WHO says Gaza mass evacuation would be ‘disastrous’
The World Health Organization said Friday that a mass evacuation of the northern Gaza Strip would be "disastrous" for hospital patients, with hospitals in the south already at full capacity.
Israel has given Palestinians 24 hours to leave the northern Gaza Strip ahead of an expected ground offensive in retaliation against Hamas for the deadliest attack in Israeli history.
"The Palestinian Ministry of Health has informed WHO that it is impossible to evacuate vulnerable hospital patients without endangering their lives," the UN health agency said in a statement.
"Vulnerable patients include those who are critically injured or dependent on life support. Moving them amid hostilities puts their lives at immediate risk."
The WHO joined other UN bodies in calling for Israel to rescind the evacuation order.
"A mass evacuation would be disastrous — for patients, health workers and other civilians left behind or caught in the mass movement," it said.
The two major hospitals in the north of the Gaza Strip have already greatly exceeded their combined 760-bed capacity, "with severe overcrowding", the WHO said.
"Of the thousands of patients with injuries and other conditions receiving care in hospitals, there are hundreds that are severely wounded and over 100 who require critical care. These are the sickest of the sick," it said.

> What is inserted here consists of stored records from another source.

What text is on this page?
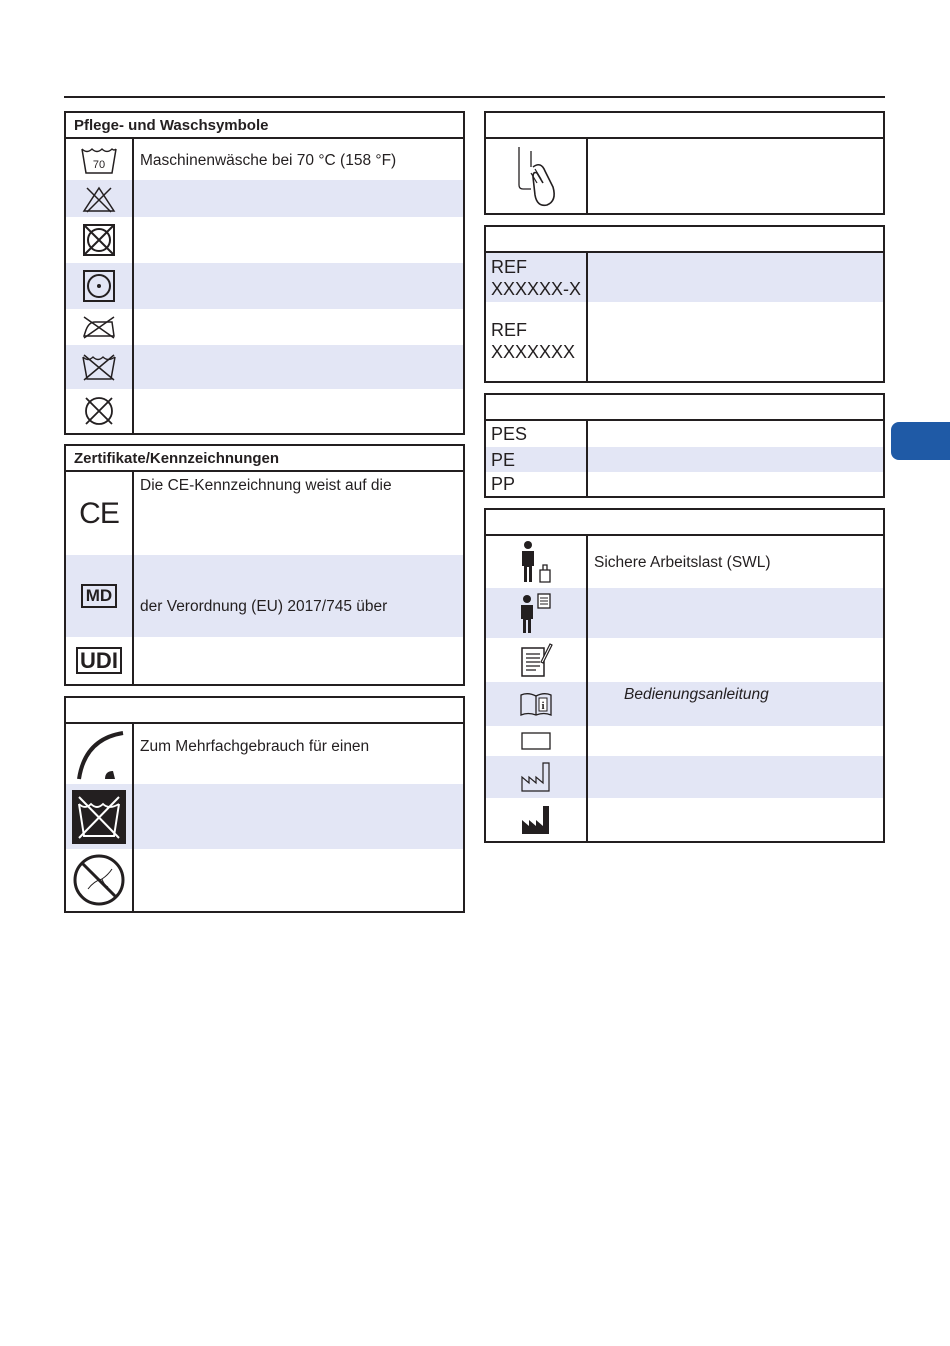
Pflege- und Waschsymbole
70	Maschinenwäsche bei 70 °C (158 °F)
Zertifikate/Kennzeichnungen
CE
Die CE-Kennzeichnung weist auf die
MD
der Verordnung (EU) 2017/745 über
UDI
Zum Mehrfachgebrauch für einen
REF
XXXXXX-X
REF
XXXXXXX
PES
PE
PP
Sichere Arbeitslast (SWL)
i
Bedienungsanleitung
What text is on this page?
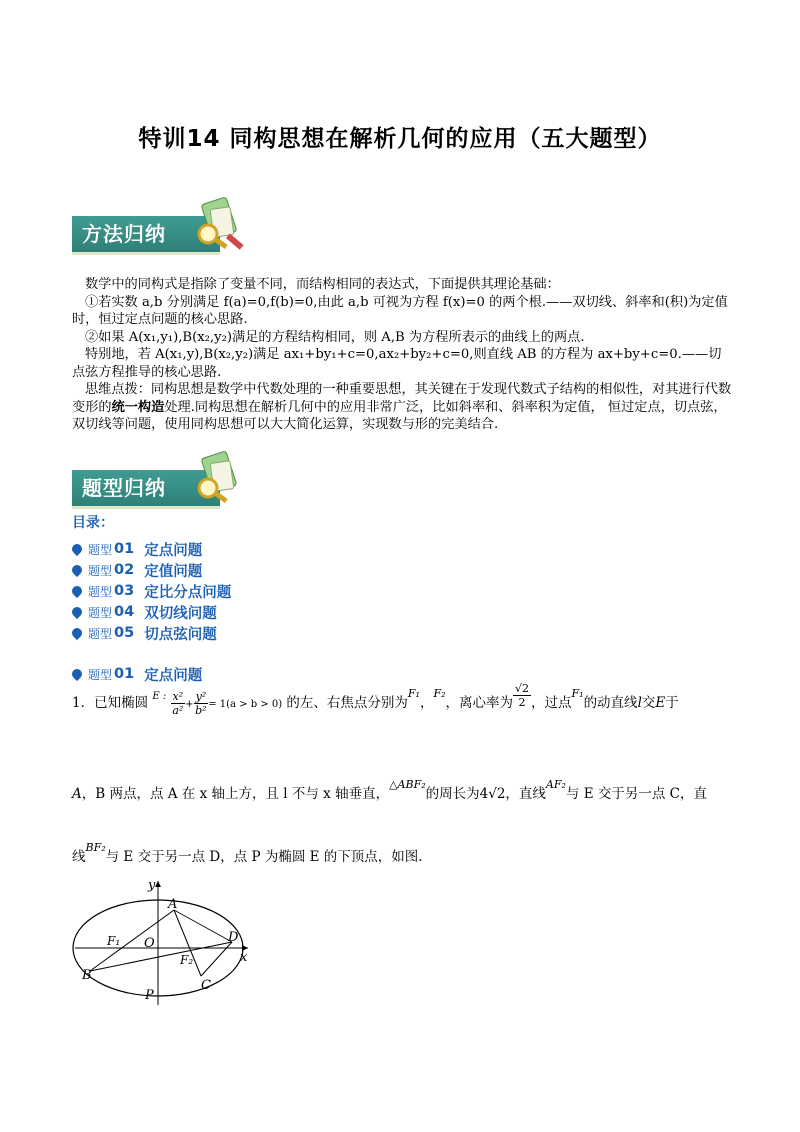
特训14 同构思想在解析几何的应用（五大题型）
方法归纳

数学中的同构式是指除了变量不同，而结构相同的表达式，下面提供其理论基础：

①若实数 a,b 分别满足 f(a)=0,f(b)=0,由此 a,b 可视为方程 f(x)=0 的两个根.——双切线、斜率和(积)为定值时，恒过定点问题的核心思路.

②如果 A(x₁,y₁),B(x₂,y₂)满足的方程结构相同，则 A,B 为方程所表示的曲线上的两点.

特别地，若 A(x₁,y),B(x₂,y₂)满足 ax₁+by₁+c=0,ax₂+by₂+c=0,则直线 AB 的方程为 ax+by+c=0.——切点弦方程推导的核心思路.

思维点拨：同构思想是数学中代数处理的一种重要思想，其关键在于发现代数式子结构的相似性，对其进行代数变形的统一构造处理.同构思想在解析几何中的应用非常广泛，比如斜率和、斜率积为定值， 恒过定点，切点弦，双切线等问题，使用同构思想可以大大简化运算，实现数与形的完美结合.

题型归纳
目录：
题型 01 定点问题
题型 02 定值问题
题型 03 定比分点问题
题型 04 双切线问题
题型 05 切点弦问题
题型 01 定点问题
1．已知椭圆 $^{E :} \frac{\text{x²}}{\text{a²}} + \frac{\text{y²}}{\text{b²}} = 1(a > b > 0)$ 的左、右焦点分别为$^{F_1}$，$^{F_2}$，离心率为 $\frac{√2}{2}$ ，过点$^{F_1}$的动直线l交E于
A，B 两点，点 A 在 x 轴上方，且 l 不与 x 轴垂直，$^{\triangle ABF_2}$的周长为4√2，直线$^{AF_2}$与 E 交于另一点 C，直
线$^{BF_2}$与 E 交于另一点 D，点 P 为椭圆 E 的下顶点，如图.
y
x
O
A
B
C
D
P
F₁
F₂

Many thousands more, also with wounds or other health needs, cannot access any kind of care, the WHO noted.
Furthermore, the four health ministry hospitals in the southern Gaza Strip are already at or beyond capacity, and lack the critical care capacity and supplies needed to treat additional patients, said the WHO.
WHO spokesman Tarik Jasarevic earlier told reporters in Geneva that the Gaza Strip's health system was now at "breaking point", with six of the seven main hospitals only partially functioning.
WHO calls for "an end to hostilities and violence in the Gaza Strip, where unimaginable human suffering is unfolding" the spokesman said.
Time 'running out'
Concern is rising over the worsening humanitarian crisis in the long-blockaded Palestinian enclave, where Israel has now imposed a total siege, cutting off water, food and energy supplies.
With dwindling supplies of food, water and health services and without adequate shelter, people will be "at heightened risk of disease", said the WHO.
The UN agency's pre-positioned supplies in Gaza have mostly been consumed.
The WHO is calling for an immediate humanitarian corridor to be established into the Gaza Strip.
Supplies which WHO had pre-positioned in Gaza have mostly been consumed.
The organisation has prepared medical supplies for more than 300,000 patients with a range of wounds and diseases at its logistics hub in Dubai. It stands ready to deliver them to Arish in Egypt — close to the southern Rafah crossing into Gaza.
"Time is running out to prevent a humanitarian catastrophe if fuel, water, food and life-saving health and humanitarian supplies cannot be urgently delivered to the Gaza Strip amidst the complete blockade," said Jasarevic.